La sirena vuelve a sonar, el ruido es ensordecedor, me alegro de haber desconectado a Sagan. Me levanto a comprobar que el doble cierre del habitáculo está activado. Siento entonces una respiración a mi espalda y la presión de un filo metálico oprimiendo mi cuello. El frío de la hoja presiona sobre mi garganta. La otra mano me sujeta por detrás y agarra mi seno. Siento dolor en el pezón. Es como una garra que penetra en mi piel y me clava las uñas.
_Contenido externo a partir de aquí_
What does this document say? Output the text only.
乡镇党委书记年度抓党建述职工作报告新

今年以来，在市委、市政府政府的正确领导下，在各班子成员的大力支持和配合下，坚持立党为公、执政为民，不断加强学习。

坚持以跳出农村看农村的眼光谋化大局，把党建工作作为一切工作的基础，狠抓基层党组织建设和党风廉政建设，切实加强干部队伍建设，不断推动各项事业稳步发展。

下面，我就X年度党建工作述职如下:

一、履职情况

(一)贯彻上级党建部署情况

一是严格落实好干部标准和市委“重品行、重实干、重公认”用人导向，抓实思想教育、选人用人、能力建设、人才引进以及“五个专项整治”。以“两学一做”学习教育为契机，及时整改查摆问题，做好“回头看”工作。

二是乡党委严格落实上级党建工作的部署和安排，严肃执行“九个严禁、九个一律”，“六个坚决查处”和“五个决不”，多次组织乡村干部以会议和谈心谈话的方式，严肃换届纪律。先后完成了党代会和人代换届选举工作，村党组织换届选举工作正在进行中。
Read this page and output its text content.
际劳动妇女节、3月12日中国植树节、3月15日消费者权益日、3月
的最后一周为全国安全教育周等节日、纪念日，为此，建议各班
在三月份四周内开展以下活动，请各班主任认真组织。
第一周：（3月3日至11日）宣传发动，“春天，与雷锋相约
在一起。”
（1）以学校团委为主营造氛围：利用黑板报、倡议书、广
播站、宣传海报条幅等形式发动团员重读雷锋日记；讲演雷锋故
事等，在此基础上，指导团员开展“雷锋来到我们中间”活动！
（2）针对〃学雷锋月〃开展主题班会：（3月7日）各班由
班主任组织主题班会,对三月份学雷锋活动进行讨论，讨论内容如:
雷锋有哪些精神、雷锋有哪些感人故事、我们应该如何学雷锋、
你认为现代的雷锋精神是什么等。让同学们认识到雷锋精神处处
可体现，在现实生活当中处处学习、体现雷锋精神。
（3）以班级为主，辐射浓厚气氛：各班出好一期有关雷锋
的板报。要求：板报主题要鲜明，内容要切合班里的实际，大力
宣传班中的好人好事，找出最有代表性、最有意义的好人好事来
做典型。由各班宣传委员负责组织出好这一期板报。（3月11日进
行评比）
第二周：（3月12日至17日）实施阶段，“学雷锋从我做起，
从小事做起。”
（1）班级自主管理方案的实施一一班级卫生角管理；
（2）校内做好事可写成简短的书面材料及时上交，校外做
Su cuerpo se pega a mi espalda. Va desnudo. Sus brazos son fuertes, pero están sudorosos. Huele a ceniza y azufre. Siento la presión de su miembro duro y erecto entre mis nalgas. Entonces oigo su voz, suena agitada y nerviosa.
—Si chillas, será lo último que hagas.
—Si quieres follar, suelta el cuchillo, yo tengo más ganas que tú.
—Vaya, la puta tiene ganas de broma. Yo te las quitaré.
El cuchillo rasga la piel de mi cuello, pero no profundiza, noto el calor de la sangre acariciando mi cuerpo y bajando por mi pecho. Su mano izquierda sigue oprimiendo mi seno, sus uñas se clavan como cuchillas en mi piel y la desgarran. Siento de nuevo cómo salen borbotones de sangre viscosa y tibia que va empapando mi cuerpo. Noto cómo se forman incontables ríos que descienden por mis muslos. Él se sorprende cuando nota el calor de mi sangre, afloja la presión de sus manos y mira sorprendido cómo mi cuerpo se tiñe del color de los arándanos.
—¿Eres una bruja?
—Y tú un cadáver.
Extiendo sobre mi cuerpo frotando con mis manos el líquido morado que está brotando de mis heridas, me vuelvo hacia él y lo abrazo. Su cuerpo queda empapado de mi veneno, que sigue saliendo a borbotones. Él cae al suelo paralizado. Recojo su cuchillo y con mis dos manos lo hundo con toda mi fuerza en su pecho. No siento odio, sólo paz. Su sangre salpica mi cara y mi boca. Está salada y amarga.
Veo extendiéndose, bajo su cuerpo, un manto rojo de terciopelo, mientras vienen a mi mente recuerdos del lugar donde nací. Luego, mientras su cuerpo se desangra, lloro por mis sueños infantiles, que, arrastrados por la espuma de las olas, quedaron enterrados en las arenas de alguna playa.